It’s been over two decades since the Cold War ended, but it seems like we are still equally obsessed with avoiding anything that even looks remotely like Communism. In the case of some countries, that means a full refusal to give benefits to anyone who cannot work, but in most of Europe, it just means that we try to privatise everything. The problem? Sometimes privatisation is NOT the answer, but we are so obsessed with it that we no longer care whether it’s the right decision or not.
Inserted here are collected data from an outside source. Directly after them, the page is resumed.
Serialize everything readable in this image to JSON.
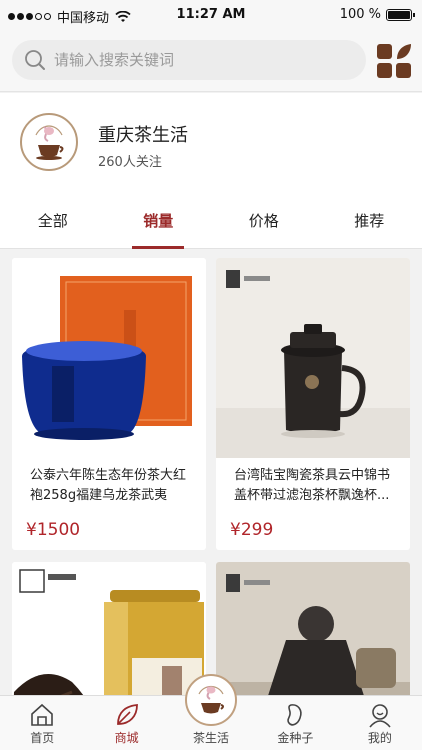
{
  "status_bar": {
    "carrier": "中国移动",
    "time": "11:27 AM",
    "battery": "100 %"
  },
  "search": {
    "placeholder": "请输入搜索关键词"
  },
  "store": {
    "name": "重庆茶生活",
    "followers": "260人关注"
  },
  "tabs": [
    {
      "label": "全部",
      "active": false
    },
    {
      "label": "销量",
      "active": true
    },
    {
      "label": "价格",
      "active": false
    },
    {
      "label": "推荐",
      "active": false
    }
  ],
  "products": [
    {
      "title": "公泰六年陈生态年份茶大红袍258g福建乌龙茶武夷山...",
      "price": "¥1500"
    },
    {
      "title": "台湾陆宝陶瓷茶具云中锦书盖杯带过滤泡茶杯飘逸杯...",
      "price": "¥299"
    },
    {
      "title": "",
      "price": ""
    },
    {
      "title": "",
      "price": ""
    }
  ],
  "tabbar": [
    {
      "label": "首页",
      "icon": "home-icon"
    },
    {
      "label": "商城",
      "icon": "leaf-icon",
      "active": true
    },
    {
      "label": "茶生活",
      "icon": "tea-logo-icon"
    },
    {
      "label": "金种子",
      "icon": "seed-icon"
    },
    {
      "label": "我的",
      "icon": "profile-icon"
    }
  ],
  "colors": {
    "accent": "#9b2a2a",
    "price": "#b0252a",
    "brand_brown": "#6b3b22"
  }
}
The European Union recently passed another “package” to promote railway privatisation, and just this week, privately-owned transport company Arriva was given the green light to start exploiting a route from The Hague (The Netherlands) to Brussels (Belgium). This was, by certain newspapers, called a “victory for the traveller”, but in reality, it’s a disaster. The Dutch railway company (NS) that used to have a monopoly had already tried to exploit this route, but it turned out to be impossible. So how exactly is Arriva going to accomplish the same thing considering the fact that they cannot communicate with the NS as effectively as… well… the NS can?
But that’s not the only problem. Ever since the Netherlands gained its first few competing railway companies, it has been a mess. Prices have gone up, joint ticket systems are full of problems and companies are redirecting travellers to each other for compensations. And it’s not just the Netherlands. Think of the British railway system. Whereas the London Underground is a piece of brilliance that works wonderfully well (I wonder why…), the overground services are nothing more than pathetic. Train prices are confusing and differ enormously from one time to another, getting from London to Cardiff and back during rush hour might cost you as much as a flight to the other side of the world and all those different providers just make it incredibly difficult to get a coherent view of how you should plan your trip.
If you search the internet, you will soon find that there are three railway systems in Europe that are judged to be particularly effective: Switzerland spans the crown, with services to many cities and towns and extremely good punctuality, and two others that are often mentioned are the Netherlands and Germany. All of these have one major railway company that holds almost all of the network, and that is not a coincidence. It is the only way to make a railway system work, because it leads to proper communication and lower overhead costs for the dominant company. And there’s plenty of academic evidence proving that.
Of course, it would be great if we could get rid of monopolies in railway networks and could create a situation of fair competition, but the truth is that we can’t. Not ever. Unless you would actually let multiple providers exploit the exact same route, people will never truly be able to choose between companies. We all want to go from one specific place to another, and whatever provider is able to get us there is the one we’ll take. We won’t adjust our destination just because a different provider is better, which is why the railway system will always remain a monopoly and why privatisation doesn’t achieve anything except create a whole lot more small-scale monopolies.
Ultimately, it is about time we get over our fear of “Communism” and start thinking rationally. Privatising railway systems just for the sake of privatising them is not the way to go, because it ruins the services, and that isn’t worth it. Just because we in the West have this capitalist ideal doesn’t mean we shouldn’t think of alternatives. An ideal should never damage the reality.